Durante esses dias de caça, o homem descobria a natureza, tinha contato com o mundo exterior, conhecia os riscos da aventura, a devoção ao desconhecido e o assombro. Se tornava livre, aberto às possibilidades e descobria enfim a arte de viver. Sabia que seria honrado por sua esposa e filhos se trouxesse o alimento para casa, quando, enfim, seria recebido como herói, digno de sua humanidade.

O homem moderno esqueceu a aventura, a liberdade, a simplicidade da vida e que a rotina é uma grande expressão daquilo que somos: simplesmente humanos.

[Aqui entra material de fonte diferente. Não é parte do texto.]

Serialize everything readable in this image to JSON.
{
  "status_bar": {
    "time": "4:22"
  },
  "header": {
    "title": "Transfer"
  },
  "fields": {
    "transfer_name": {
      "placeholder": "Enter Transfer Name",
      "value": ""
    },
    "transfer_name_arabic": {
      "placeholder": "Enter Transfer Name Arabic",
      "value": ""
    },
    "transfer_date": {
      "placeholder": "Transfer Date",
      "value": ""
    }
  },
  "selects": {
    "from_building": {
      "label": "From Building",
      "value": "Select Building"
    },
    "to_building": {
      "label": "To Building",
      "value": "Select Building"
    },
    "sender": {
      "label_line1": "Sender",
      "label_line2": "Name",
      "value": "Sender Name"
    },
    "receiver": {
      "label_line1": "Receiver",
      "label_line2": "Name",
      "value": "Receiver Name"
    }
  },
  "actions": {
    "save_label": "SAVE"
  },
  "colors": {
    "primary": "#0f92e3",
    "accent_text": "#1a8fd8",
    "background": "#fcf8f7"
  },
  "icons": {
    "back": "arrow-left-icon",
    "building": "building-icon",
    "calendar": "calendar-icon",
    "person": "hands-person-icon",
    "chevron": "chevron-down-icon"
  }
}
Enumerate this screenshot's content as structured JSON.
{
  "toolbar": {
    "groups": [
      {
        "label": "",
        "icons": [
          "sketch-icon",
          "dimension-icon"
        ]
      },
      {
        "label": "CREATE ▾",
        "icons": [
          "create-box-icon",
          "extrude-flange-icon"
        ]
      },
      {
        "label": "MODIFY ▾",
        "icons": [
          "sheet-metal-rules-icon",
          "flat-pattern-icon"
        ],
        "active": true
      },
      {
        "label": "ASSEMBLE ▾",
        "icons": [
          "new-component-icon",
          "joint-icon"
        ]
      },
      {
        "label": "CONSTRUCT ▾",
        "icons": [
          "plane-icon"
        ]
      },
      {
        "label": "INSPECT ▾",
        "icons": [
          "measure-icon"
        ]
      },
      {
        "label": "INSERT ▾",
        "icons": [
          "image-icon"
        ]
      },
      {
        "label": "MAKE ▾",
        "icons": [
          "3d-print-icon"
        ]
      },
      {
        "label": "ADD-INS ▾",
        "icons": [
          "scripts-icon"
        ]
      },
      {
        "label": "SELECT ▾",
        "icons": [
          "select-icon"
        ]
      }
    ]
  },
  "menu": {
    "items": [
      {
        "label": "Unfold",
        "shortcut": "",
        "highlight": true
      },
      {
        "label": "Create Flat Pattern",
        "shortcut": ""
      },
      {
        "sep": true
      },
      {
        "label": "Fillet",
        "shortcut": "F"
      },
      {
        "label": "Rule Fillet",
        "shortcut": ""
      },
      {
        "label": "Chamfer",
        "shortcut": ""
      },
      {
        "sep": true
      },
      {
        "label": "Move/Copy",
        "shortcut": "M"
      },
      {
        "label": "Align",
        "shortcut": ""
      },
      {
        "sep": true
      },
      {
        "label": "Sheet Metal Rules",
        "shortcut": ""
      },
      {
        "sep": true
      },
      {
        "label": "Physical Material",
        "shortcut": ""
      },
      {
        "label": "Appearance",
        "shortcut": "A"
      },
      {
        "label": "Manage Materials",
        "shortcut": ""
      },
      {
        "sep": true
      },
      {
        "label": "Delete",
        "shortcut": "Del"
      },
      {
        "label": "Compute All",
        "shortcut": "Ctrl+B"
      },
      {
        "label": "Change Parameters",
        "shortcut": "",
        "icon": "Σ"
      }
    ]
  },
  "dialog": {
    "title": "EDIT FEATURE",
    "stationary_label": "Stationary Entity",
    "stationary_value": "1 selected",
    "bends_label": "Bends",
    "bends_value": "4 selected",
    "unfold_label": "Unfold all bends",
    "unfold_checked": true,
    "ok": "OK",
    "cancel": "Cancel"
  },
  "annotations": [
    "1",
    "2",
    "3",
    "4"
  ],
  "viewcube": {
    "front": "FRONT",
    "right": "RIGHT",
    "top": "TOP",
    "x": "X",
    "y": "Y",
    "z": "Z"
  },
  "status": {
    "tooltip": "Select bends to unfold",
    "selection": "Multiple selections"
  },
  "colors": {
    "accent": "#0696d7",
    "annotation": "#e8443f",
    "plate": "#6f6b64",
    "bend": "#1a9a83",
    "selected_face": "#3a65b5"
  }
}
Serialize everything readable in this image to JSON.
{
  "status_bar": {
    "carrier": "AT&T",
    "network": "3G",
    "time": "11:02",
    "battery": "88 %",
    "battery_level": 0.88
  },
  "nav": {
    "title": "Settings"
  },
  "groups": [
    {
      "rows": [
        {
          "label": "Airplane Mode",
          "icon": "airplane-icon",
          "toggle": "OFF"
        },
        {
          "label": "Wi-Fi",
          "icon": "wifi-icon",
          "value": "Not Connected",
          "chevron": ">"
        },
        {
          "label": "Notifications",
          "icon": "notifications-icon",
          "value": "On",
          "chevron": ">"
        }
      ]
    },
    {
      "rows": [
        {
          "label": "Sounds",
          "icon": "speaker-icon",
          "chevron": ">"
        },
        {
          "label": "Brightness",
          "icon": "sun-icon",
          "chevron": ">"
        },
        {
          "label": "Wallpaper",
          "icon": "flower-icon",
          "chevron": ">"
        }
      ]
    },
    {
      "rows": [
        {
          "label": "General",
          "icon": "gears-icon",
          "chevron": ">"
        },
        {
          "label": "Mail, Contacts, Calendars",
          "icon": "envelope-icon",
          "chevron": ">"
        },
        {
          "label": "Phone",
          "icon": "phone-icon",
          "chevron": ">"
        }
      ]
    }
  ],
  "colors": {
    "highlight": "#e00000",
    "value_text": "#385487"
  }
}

A erotização do mundo está na contra-mão desses valores. O mundo é mais do que sexo e o sexo é muito mais do que pensam. O desejo de estar ligado ao outro, expressa o desejo de estar ligado a Deus, de rever vínculos rompidos. Algo se rompeu na história, se desligou e religare (religião em latim) é uma exigência para que a vida volte a ter sentido, para que, enfim, o homem se complete.

A modéstia e a vida simples podem evidenciar que o som do vento nas folhas das árvores é de uma riqueza incomensurável, que acordar e olhar sua esposa dormindo como um anjo é como um toque nos domínios de Deus. Não precisamos de nada mais intenso do que a intensidade das coisas simples.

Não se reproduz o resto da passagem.